In remarks to reporters Tuesday marking his first year in office, Trump took aim at prosecutors who charged him with crimes while he was out of office.

He called Jack Smith, the former special counsel who accused Trump of mishandling classified information and a criminal scheme to overturn the 2020 election, a “sick guy.”

Fulton County District Attorney Fani Willis, who accused Trump of plotting to overturn Georgia’s election results, is also “sick,” Trump said, as is Manhattan District Attorney Alvin Bragg, who won a criminal conviction against Trump for falsifying business records.

Trump is appealing this conviction, and the Smith and Willis cases have been finally rejected after Trump’s election.

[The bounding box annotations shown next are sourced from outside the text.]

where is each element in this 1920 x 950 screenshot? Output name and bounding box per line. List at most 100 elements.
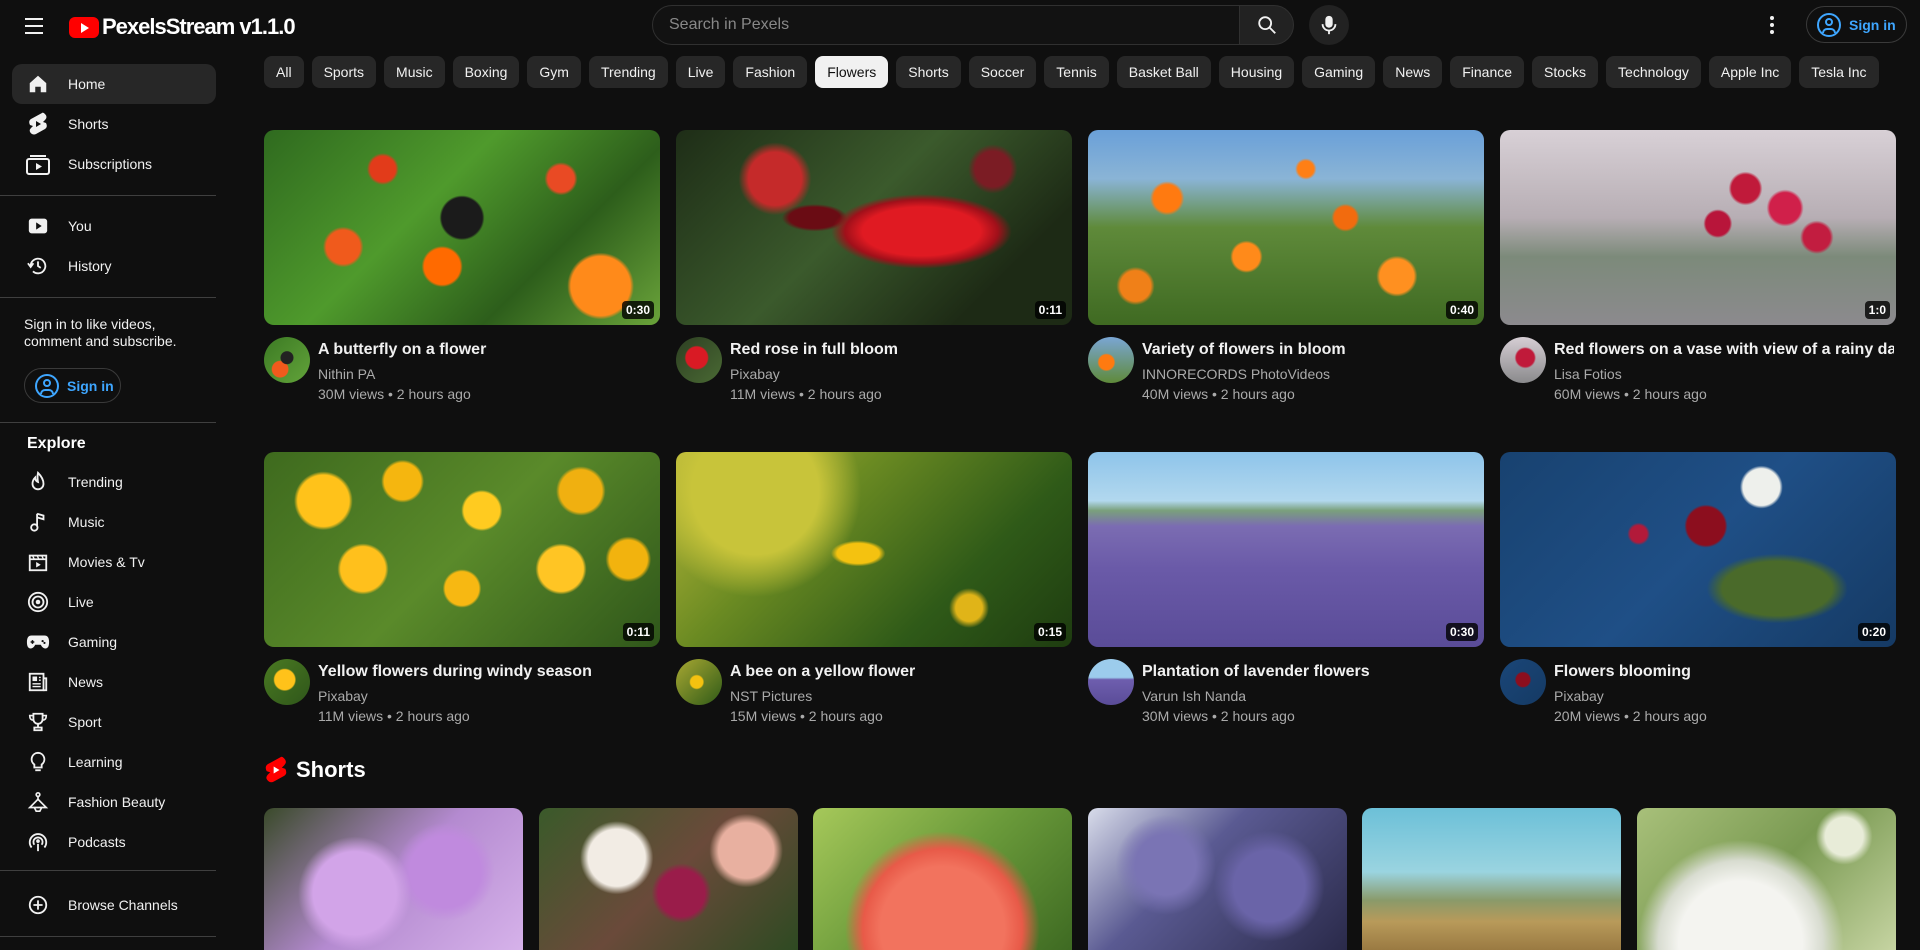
sidebar-item-subscriptions[interactable]: Subscriptions xyxy=(12,144,216,184)
channel-avatar[interactable] xyxy=(1500,659,1546,705)
channel-name[interactable]: INNORECORDS PhotoVideos xyxy=(1142,366,1330,382)
video-thumbnail[interactable]: 0:30 xyxy=(264,130,660,325)
chip-all[interactable]: All xyxy=(264,56,304,88)
video-thumbnail[interactable]: 0:30 xyxy=(1088,452,1484,647)
video-thumbnail[interactable]: 0:11 xyxy=(264,452,660,647)
chip-sports[interactable]: Sports xyxy=(311,56,377,88)
channel-name[interactable]: Pixabay xyxy=(318,688,368,704)
video-thumbnail[interactable]: 0:40 xyxy=(1088,130,1484,325)
sidebar-item-live[interactable]: Live xyxy=(12,582,216,622)
more-options-icon[interactable] xyxy=(1760,13,1784,37)
video-card[interactable]: 0:30 A butterfly on a flower Nithin PA 3… xyxy=(264,130,660,402)
chip-flowers[interactable]: Flowers xyxy=(815,56,889,88)
video-card[interactable]: 0:15 A bee on a yellow flower NST Pictur… xyxy=(676,452,1072,724)
sidebar-item-movies[interactable]: Movies & Tv xyxy=(12,542,216,582)
signin-label: Sign in xyxy=(67,377,114,394)
chip-finance[interactable]: Finance xyxy=(1450,56,1525,88)
search-button[interactable] xyxy=(1239,5,1294,45)
video-card[interactable]: 1:0 Red flowers on a vase with view of a… xyxy=(1500,130,1896,402)
channel-avatar[interactable] xyxy=(264,659,310,705)
video-duration: 0:15 xyxy=(1033,623,1066,641)
video-title[interactable]: A bee on a yellow flower xyxy=(730,663,1070,681)
video-thumbnail[interactable]: 1:0 xyxy=(1500,130,1896,325)
video-stats: 60M views • 2 hours ago xyxy=(1554,386,1707,402)
short-thumbnail[interactable] xyxy=(1088,808,1347,950)
chip-apple-inc[interactable]: Apple Inc xyxy=(1708,56,1792,88)
chip-soccer[interactable]: Soccer xyxy=(968,56,1037,88)
chip-basket-ball[interactable]: Basket Ball xyxy=(1116,56,1211,88)
short-thumbnail[interactable] xyxy=(264,808,523,950)
sidebar-item-you[interactable]: You xyxy=(12,206,216,246)
chip-stocks[interactable]: Stocks xyxy=(1532,56,1599,88)
video-thumbnail[interactable]: 0:11 xyxy=(676,130,1072,325)
sidebar-item-label: Learning xyxy=(68,754,123,770)
sidebar-item-history[interactable]: History xyxy=(12,246,216,286)
sidebar-item-shorts[interactable]: Shorts xyxy=(12,104,216,144)
channel-name[interactable]: Nithin PA xyxy=(318,366,375,382)
video-thumbnail[interactable]: 0:15 xyxy=(676,452,1072,647)
short-thumbnail[interactable] xyxy=(539,808,798,950)
menu-icon[interactable] xyxy=(20,14,48,38)
channel-avatar[interactable] xyxy=(1088,659,1134,705)
channel-avatar[interactable] xyxy=(264,337,310,383)
chip-fashion[interactable]: Fashion xyxy=(733,56,808,88)
chip-music[interactable]: Music xyxy=(384,56,445,88)
chip-housing[interactable]: Housing xyxy=(1218,56,1295,88)
sidebar-divider xyxy=(0,422,216,423)
sidebar-item-news[interactable]: News xyxy=(12,662,216,702)
channel-avatar[interactable] xyxy=(1500,337,1546,383)
sidebar-item-browse-channels[interactable]: Browse Channels xyxy=(12,885,216,925)
short-thumbnail[interactable] xyxy=(1637,808,1896,950)
chip-tennis[interactable]: Tennis xyxy=(1044,56,1109,88)
voice-search-button[interactable] xyxy=(1309,5,1349,45)
sidebar-item-label: Browse Channels xyxy=(68,897,178,913)
history-icon xyxy=(26,254,50,278)
chip-live[interactable]: Live xyxy=(675,56,726,88)
channel-name[interactable]: Pixabay xyxy=(730,366,780,382)
search-input[interactable] xyxy=(669,16,1239,34)
video-title[interactable]: Plantation of lavender flowers xyxy=(1142,663,1482,681)
video-card[interactable]: 0:20 Flowers blooming Pixabay 20M views … xyxy=(1500,452,1896,724)
channel-name[interactable]: Pixabay xyxy=(1554,688,1604,704)
video-title[interactable]: Red flowers on a vase with view of a rai… xyxy=(1554,341,1894,359)
video-title[interactable]: Flowers blooming xyxy=(1554,663,1894,681)
video-thumbnail[interactable]: 0:20 xyxy=(1500,452,1896,647)
signin-button[interactable]: Sign in xyxy=(1806,6,1907,43)
channel-name[interactable]: Varun Ish Nanda xyxy=(1142,688,1246,704)
chip-shorts[interactable]: Shorts xyxy=(896,56,961,88)
sidebar-item-fashion[interactable]: Fashion Beauty xyxy=(12,782,216,822)
chip-gaming[interactable]: Gaming xyxy=(1302,56,1376,88)
chip-tesla-inc[interactable]: Tesla Inc xyxy=(1799,56,1879,88)
video-title[interactable]: A butterfly on a flower xyxy=(318,341,658,359)
sidebar-item-home[interactable]: Home xyxy=(12,64,216,104)
video-card[interactable]: 0:30 Plantation of lavender flowers Varu… xyxy=(1088,452,1484,724)
sidebar-item-music[interactable]: Music xyxy=(12,502,216,542)
sidebar-item-label: Gaming xyxy=(68,634,118,650)
channel-name[interactable]: Lisa Fotios xyxy=(1554,366,1622,382)
sidebar-item-trending[interactable]: Trending xyxy=(12,462,216,502)
sidebar-item-podcasts[interactable]: Podcasts xyxy=(12,822,216,862)
video-title[interactable]: Variety of flowers in bloom xyxy=(1142,341,1482,359)
sidebar-signin-button[interactable]: Sign in xyxy=(24,368,121,403)
sidebar-item-label: Music xyxy=(68,514,105,530)
chip-trending[interactable]: Trending xyxy=(588,56,668,88)
channel-avatar[interactable] xyxy=(676,337,722,383)
video-card[interactable]: 0:11 Red rose in full bloom Pixabay 11M … xyxy=(676,130,1072,402)
chip-gym[interactable]: Gym xyxy=(527,56,581,88)
channel-avatar[interactable] xyxy=(1088,337,1134,383)
short-thumbnail[interactable] xyxy=(813,808,1072,950)
sidebar-item-learning[interactable]: Learning xyxy=(12,742,216,782)
chip-technology[interactable]: Technology xyxy=(1606,56,1701,88)
short-thumbnail[interactable] xyxy=(1362,808,1621,950)
video-card[interactable]: 0:11 Yellow flowers during windy season … xyxy=(264,452,660,724)
video-title[interactable]: Yellow flowers during windy season xyxy=(318,663,658,681)
video-title[interactable]: Red rose in full bloom xyxy=(730,341,1070,359)
sidebar-item-sport[interactable]: Sport xyxy=(12,702,216,742)
chip-boxing[interactable]: Boxing xyxy=(452,56,520,88)
app-logo[interactable]: PexelsStream v1.1.0 xyxy=(69,14,296,40)
channel-avatar[interactable] xyxy=(676,659,722,705)
video-card[interactable]: 0:40 Variety of flowers in bloom INNOREC… xyxy=(1088,130,1484,402)
sidebar-item-gaming[interactable]: Gaming xyxy=(12,622,216,662)
channel-name[interactable]: NST Pictures xyxy=(730,688,812,704)
chip-news[interactable]: News xyxy=(1383,56,1443,88)
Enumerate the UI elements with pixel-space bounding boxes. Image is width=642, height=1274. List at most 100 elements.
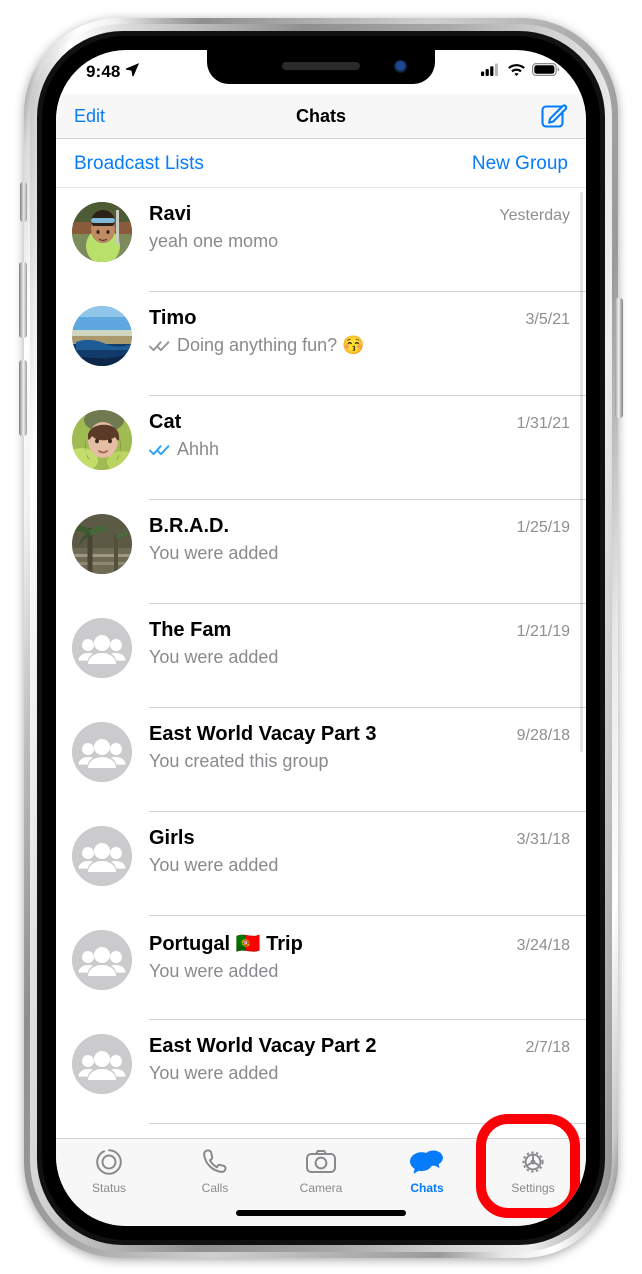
compose-icon[interactable] bbox=[538, 101, 568, 131]
chat-list-item[interactable]: The Fam 1/21/19 You were added bbox=[56, 604, 586, 708]
chat-item-content: Ravi Yesterday yeah one momo bbox=[149, 202, 570, 252]
chat-list-item[interactable]: Ravi Yesterday yeah one momo bbox=[56, 188, 586, 292]
gear-icon bbox=[518, 1146, 548, 1178]
chat-preview-text: You created this group bbox=[149, 751, 329, 771]
chat-name: East World Vacay Part 3 bbox=[149, 723, 377, 745]
wifi-icon bbox=[507, 63, 526, 82]
avatar bbox=[72, 410, 132, 470]
phone-icon bbox=[200, 1146, 230, 1178]
chat-item-content: The Fam 1/21/19 You were added bbox=[149, 618, 570, 668]
chat-preview-text: Doing anything fun? 😚 bbox=[177, 335, 365, 355]
chat-item-content: Cat 1/31/21 Ahhh bbox=[149, 410, 570, 460]
chat-preview: You were added bbox=[149, 1063, 570, 1084]
camera-icon bbox=[305, 1146, 337, 1178]
chat-item-header: Ravi Yesterday bbox=[149, 203, 570, 226]
chat-preview: You were added bbox=[149, 647, 570, 668]
chat-item-header: East World Vacay Part 3 9/28/18 bbox=[149, 723, 570, 746]
chat-name: Cat bbox=[149, 411, 182, 433]
chat-item-header: Timo 3/5/21 bbox=[149, 307, 570, 330]
tab-settings[interactable]: Settings bbox=[480, 1146, 586, 1195]
chat-timestamp: 3/24/18 bbox=[516, 937, 570, 954]
volume-up-button[interactable] bbox=[19, 262, 27, 338]
chat-preview: You were added bbox=[149, 961, 570, 982]
tab-status[interactable]: Status bbox=[56, 1146, 162, 1195]
chat-list-item[interactable]: Cat 1/31/21 Ahhh bbox=[56, 396, 586, 500]
chat-item-content: Portugal 🇵🇹 Trip 3/24/18 You were added bbox=[149, 930, 570, 982]
chat-item-header: Portugal 🇵🇹 Trip 3/24/18 bbox=[149, 931, 570, 956]
chat-preview: yeah one momo bbox=[149, 231, 570, 252]
chat-name: Ravi bbox=[149, 203, 192, 225]
chat-preview-text: You were added bbox=[149, 855, 279, 875]
group-avatar-icon bbox=[72, 826, 132, 886]
read-receipt-icon bbox=[149, 443, 171, 457]
volume-down-button[interactable] bbox=[19, 360, 27, 436]
chat-item-content: East World Vacay Part 3 9/28/18 You crea… bbox=[149, 722, 570, 772]
chat-name: East World Vacay Part 2 bbox=[149, 1035, 377, 1057]
status-bar-right bbox=[481, 63, 560, 82]
chat-preview: You were added bbox=[149, 855, 570, 876]
broadcast-lists-button[interactable]: Broadcast Lists bbox=[74, 153, 204, 175]
tab-label: Camera bbox=[299, 1181, 343, 1195]
status-bar-left: 9:48 bbox=[86, 62, 140, 82]
notch bbox=[207, 50, 435, 84]
chat-item-header: Cat 1/31/21 bbox=[149, 411, 570, 434]
chat-timestamp: 3/31/18 bbox=[516, 831, 570, 848]
chat-item-content: East World Vacay Part 2 2/7/18 You were … bbox=[149, 1034, 570, 1084]
tab-calls[interactable]: Calls bbox=[162, 1146, 268, 1195]
home-indicator[interactable] bbox=[236, 1210, 406, 1216]
status-rings-icon bbox=[94, 1146, 124, 1178]
tab-label: Calls bbox=[201, 1181, 229, 1195]
scrollbar[interactable] bbox=[580, 192, 583, 752]
chat-timestamp: 1/31/21 bbox=[516, 415, 570, 432]
chat-list-item[interactable]: Girls 3/31/18 You were added bbox=[56, 812, 586, 916]
cellular-signal-icon bbox=[481, 63, 501, 81]
location-arrow-icon bbox=[125, 62, 140, 82]
list-actions-bar: Broadcast Lists New Group bbox=[56, 140, 586, 188]
phone-screen: 9:48 Edit Chats Broadcast Lists New Grou… bbox=[56, 50, 586, 1226]
chat-item-header: The Fam 1/21/19 bbox=[149, 619, 570, 642]
chat-list-item[interactable]: East World Vacay Part 2 2/7/18 You were … bbox=[56, 1020, 586, 1124]
chat-preview-text: You were added bbox=[149, 543, 279, 563]
chat-list-item[interactable]: Timo 3/5/21 Doing anything fun? 😚 bbox=[56, 292, 586, 396]
chat-preview-text: You were added bbox=[149, 647, 279, 667]
chat-preview-text: yeah one momo bbox=[149, 231, 279, 251]
edit-button[interactable]: Edit bbox=[74, 106, 105, 127]
chat-preview-text: You were added bbox=[149, 1063, 279, 1083]
mute-switch-button[interactable] bbox=[20, 182, 27, 222]
chat-timestamp: 2/7/18 bbox=[525, 1039, 570, 1056]
chat-timestamp: 3/5/21 bbox=[525, 311, 570, 328]
chat-item-header: Girls 3/31/18 bbox=[149, 827, 570, 850]
chat-item-content: Girls 3/31/18 You were added bbox=[149, 826, 570, 876]
chat-name: Portugal 🇵🇹 Trip bbox=[149, 933, 303, 955]
group-avatar-icon bbox=[72, 1034, 132, 1094]
power-side-button[interactable] bbox=[615, 298, 623, 418]
chat-item-header: B.R.A.D. 1/25/19 bbox=[149, 515, 570, 538]
group-avatar-icon bbox=[72, 618, 132, 678]
chat-timestamp: 1/21/19 bbox=[516, 623, 570, 640]
battery-icon bbox=[532, 63, 560, 81]
new-group-button[interactable]: New Group bbox=[472, 153, 568, 175]
tab-label: Settings bbox=[511, 1181, 555, 1195]
chat-list[interactable]: Ravi Yesterday yeah one momo Timo 3/5/21 bbox=[56, 188, 586, 1138]
chat-preview: You created this group bbox=[149, 751, 570, 772]
avatar bbox=[72, 514, 132, 574]
avatar bbox=[72, 306, 132, 366]
chat-item-content: Timo 3/5/21 Doing anything fun? 😚 bbox=[149, 306, 570, 356]
tab-label: Chats bbox=[410, 1181, 444, 1195]
tab-chats[interactable]: Chats bbox=[374, 1146, 480, 1195]
delivered-receipt-icon bbox=[149, 339, 171, 353]
chat-list-item[interactable]: East World Vacay Part 3 9/28/18 You crea… bbox=[56, 708, 586, 812]
navigation-bar: Edit Chats bbox=[56, 94, 586, 139]
chat-list-item[interactable]: B.R.A.D. 1/25/19 You were added bbox=[56, 500, 586, 604]
chat-list-item[interactable]: Portugal 🇵🇹 Trip 3/24/18 You were added bbox=[56, 916, 586, 1020]
chat-preview: Doing anything fun? 😚 bbox=[149, 335, 570, 356]
chat-name: The Fam bbox=[149, 619, 232, 641]
chat-name: Girls bbox=[149, 827, 195, 849]
chat-timestamp: Yesterday bbox=[499, 207, 570, 224]
tab-camera[interactable]: Camera bbox=[268, 1146, 374, 1195]
avatar bbox=[72, 202, 132, 262]
chat-preview: Ahhh bbox=[149, 439, 570, 460]
chat-name: B.R.A.D. bbox=[149, 515, 229, 537]
chat-preview-text: Ahhh bbox=[177, 439, 220, 459]
chat-preview-text: You were added bbox=[149, 961, 279, 981]
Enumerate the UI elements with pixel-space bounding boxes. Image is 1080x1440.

“I won,” Trump said. “And then, if I suggest that someone might be guilty of a terrible crime: ‘Oh, he’s militarizing the government. Trump is militarizing the government. It’s terrible!’ Can you imagine?

“I don’t use anything as a weapon,” he continued. “But what they did to me, no one has ever gone through what I went through, and here I am in a place called the White House. It’s a beautiful place. Who would have thought it, right?”

On Thursday, as Smith testified before Congress about his role as special counsel, Trump wrote on Truth Social”I hope the Attorney General takes a look at what he did, including some of the crooked and corrupt witnesses he tried to use in his case against me. This was all a Democratic scam – they should pay a high price for what they did to our country!”

Dareh Gregorian is a political reporter for NBC News.

Ryan J. Reilly is a court reporter for NBC News.